Zin Linn Apr 23, 2013
The Shan Human Rights Foundation (SHRF) has said the Burmese military has launched fresh attacks, deliberately targeting civilians in several village tracts in northern Shan State. In its 22 April statement, SHRF also accused the government’s armed forces of using civilians as human shields during a latest offensive in northern Shan State.
The statement says, “A group of about 50 young men and women traveling to celebrate the water festival were apprehended by Burmese troops, and forced to walk in front and behind them as human shields, to ward off attacks by Shan troops.”
Amid ongoing peace talks with the Shan State Army-North (SSA-N), the statement says troops from nine Burmese battalions have since last month been conducting a fierce offensive to drive out the SSA-N from their bases south of Tangyan. On April 15, during the annual Water Festival, government troops launched new attacks, intentionally targeting civilians in several Shan village tracts.
Two children were injured and a school and several houses were damaged in army mortar attacks. Government armed forces apprehended and blow civilians in at least nine villages, causing severe injury. Children were also kicked and beaten with rifle butt by the soldiers, the statement said.

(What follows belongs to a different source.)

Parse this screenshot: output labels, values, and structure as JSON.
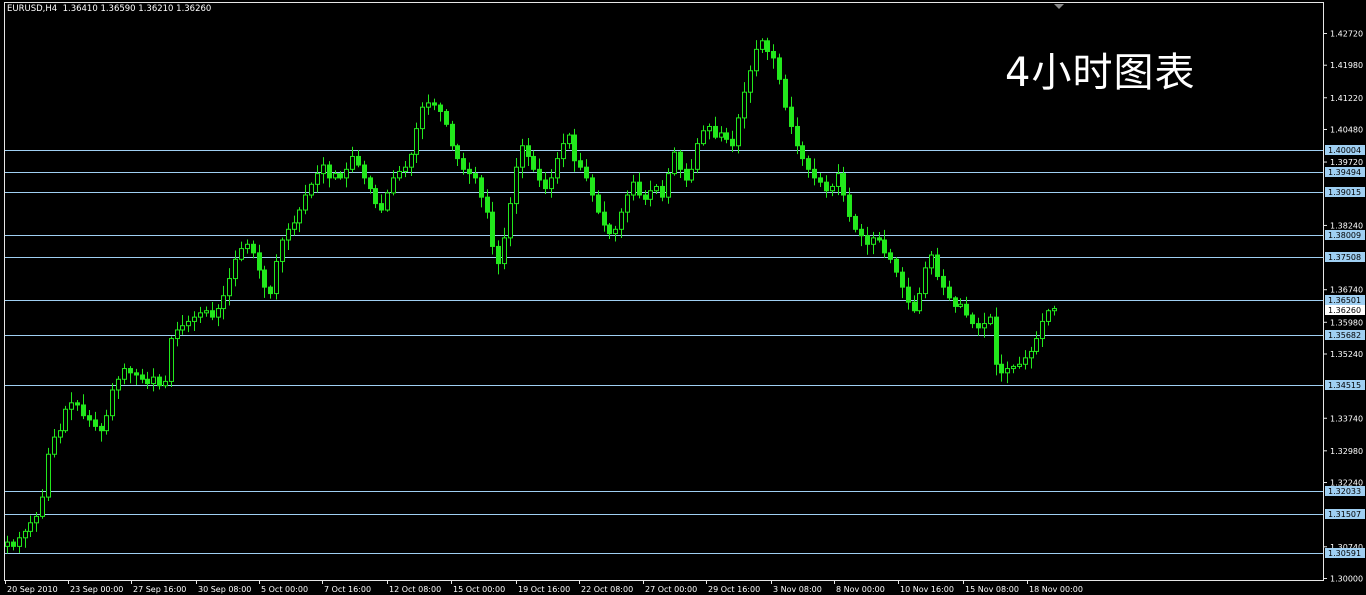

According to SHRF, vehicles of villagers were set on fire by Burmese troops. Soldiers also threatened to burn down villages where fighting had taken place with Shan troops in northern Shan State. As a result of those mistreatments, nearly 2,000 villagers have currently run away to Tangyan, where they are taking refuge in temples and in relatives’ houses. Some have also fled east across the Salween River to Wa-controlled areas.

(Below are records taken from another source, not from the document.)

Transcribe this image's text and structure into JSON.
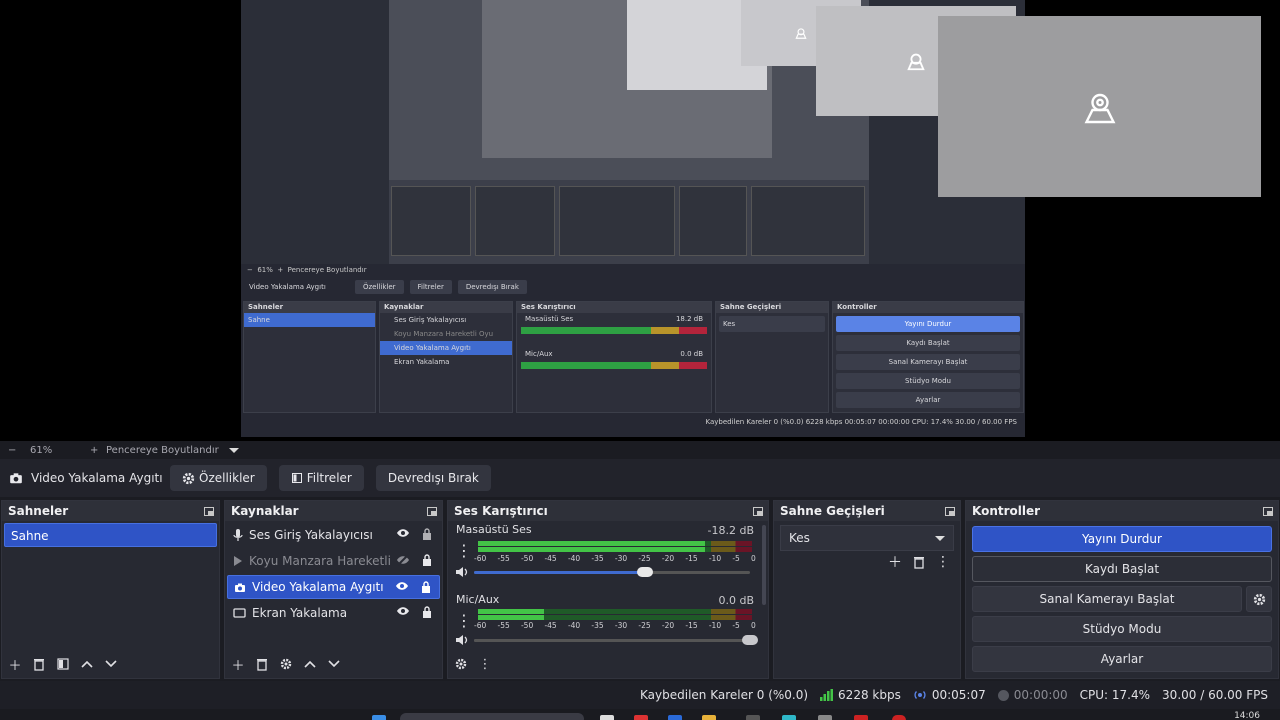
{
  "zoom_bar": {
    "minus": "−",
    "zoom": "61%",
    "plus": "+",
    "fit_label": "Pencereye Boyutlandır"
  },
  "context_bar": {
    "source_name": "Video Yakalama Aygıtı",
    "properties": "Özellikler",
    "filters": "Filtreler",
    "deactivate": "Devredışı Bırak"
  },
  "scenes": {
    "title": "Sahneler",
    "items": [
      "Sahne"
    ]
  },
  "sources": {
    "title": "Kaynaklar",
    "items": [
      {
        "label": "Ses Giriş Yakalayıcısı",
        "icon": "microphone-icon",
        "visible": true,
        "locked": true,
        "selected": false
      },
      {
        "label": "Koyu Manzara Hareketli Oyun",
        "icon": "play-icon",
        "visible": false,
        "locked": true,
        "selected": false
      },
      {
        "label": "Video Yakalama Aygıtı",
        "icon": "camera-icon",
        "visible": true,
        "locked": true,
        "selected": true
      },
      {
        "label": "Ekran Yakalama",
        "icon": "monitor-icon",
        "visible": true,
        "locked": true,
        "selected": false
      }
    ]
  },
  "mixer": {
    "title": "Ses Karıştırıcı",
    "scale": [
      "-60",
      "-55",
      "-50",
      "-45",
      "-40",
      "-35",
      "-30",
      "-25",
      "-20",
      "-15",
      "-10",
      "-5",
      "0"
    ],
    "tracks": [
      {
        "name": "Masaüstü Ses",
        "db": "-18.2 dB",
        "level": 0.83,
        "volume": 0.62
      },
      {
        "name": "Mic/Aux",
        "db": "0.0 dB",
        "level": 0.24,
        "volume": 1.0
      }
    ]
  },
  "transitions": {
    "title": "Sahne Geçişleri",
    "selected": "Kes"
  },
  "controls": {
    "title": "Kontroller",
    "stop_stream": "Yayını Durdur",
    "start_record": "Kaydı Başlat",
    "virtual_cam": "Sanal Kamerayı Başlat",
    "studio_mode": "Stüdyo Modu",
    "settings": "Ayarlar"
  },
  "status": {
    "dropped": "Kaybedilen Kareler 0 (%0.0)",
    "bitrate": "6228 kbps",
    "stream_time": "00:05:07",
    "record_time": "00:00:00",
    "cpu": "CPU: 17.4%",
    "fps": "30.00 / 60.00 FPS"
  },
  "taskbar": {
    "time": "14:06"
  },
  "mini": {
    "zoom": "61%",
    "fit": "Pencereye Boyutlandır",
    "source": "Video Yakalama Aygıtı",
    "properties": "Özellikler",
    "filters": "Filtreler",
    "deactivate": "Devredışı Bırak",
    "scenes": "Sahneler",
    "scene": "Sahne",
    "sources": "Kaynaklar",
    "mixer": "Ses Karıştırıcı",
    "transitions": "Sahne Geçişleri",
    "controls": "Kontroller",
    "src1": "Ses Giriş Yakalayıcısı",
    "src2": "Koyu Manzara Hareketli Oyu",
    "src3": "Video Yakalama Aygıtı",
    "src4": "Ekran Yakalama",
    "track1": "Masaüstü Ses",
    "track1_db": "18.2 dB",
    "track2": "Mic/Aux",
    "track2_db": "0.0 dB",
    "trans": "Kes",
    "stop": "Yayını Durdur",
    "record": "Kaydı Başlat",
    "vcam": "Sanal Kamerayı Başlat",
    "studio": "Stüdyo Modu",
    "settings": "Ayarlar",
    "status": "Kaybedilen Kareler 0 (%0.0)    6228 kbps    00:05:07    00:00:00    CPU: 17.4%    30.00 / 60.00 FPS"
  }
}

The Burma Army attacks are in direct breach of their ceasefire agreement with the SSA-N, and call into question the probability of the current peace process between the Burmese government and the ethnic armed groups.
In the interests of promoting sustainable peace in Shan State, the Shan Human Rights Foundation urgently calls on foreign governments to publicly condemn these attacks and atrocities by the Burma Army, and to make further engagement with the Thein Sein government conditional upon genuine efforts to find a political solution to the conflict in Burma.
“In March, we have made an inquiry by phone to some of the villages in the armed conflict areas. We were told that there was a report on 3 Ta-ang women were taken by the Burma army soldiers to the frontline. Following their release, the 3 Ta-ang girls said, they had to work for the Burma army in the camp for 3 days. They simply told they had worked for the army unit without specifying kind of work. If they revealed the story ‘as it’ or not is questionable. We have been receiving reports of rape cases against women continuously from Tangyan,” said Ying Harn Fah, a spokesperson for SWAN.
“On 21 April there was also a report on rape from Tangyan that took place on 14 April,” Ying Harn Fah added.
Such atrocities, abuses, human right violations and rapes are common incidents committed by the Burma army and often heard from the locals during the recent clashes between SSA and Burma army, said Sai Nong from Tangyan.
A statement dated 5 April 2013 by SHRF said that atrocities by Burmese troops in a new military operation against the Shan State Army North have caused over 1,000 villagers, from 16 villages in Tang-yan, to flee from their homes during the past two weeks.
Since February, thousands of Burmese troops and artillery have been deployed to pressure the SSA-N to withdraw from its territories along the Salween River, near Tangyan. There have been armed clashes, and Burmese troops have been laying land mines and committing human rights violations against local civilians, the statement says.
Thus, the ceasefire agreement between Naypyitaw and SSPP/SSA on 28 January 2012 seems sham and false. Analysts believe seeking temporary ceasefire by the government seems to ease economic sanctions, rather than genuine peace.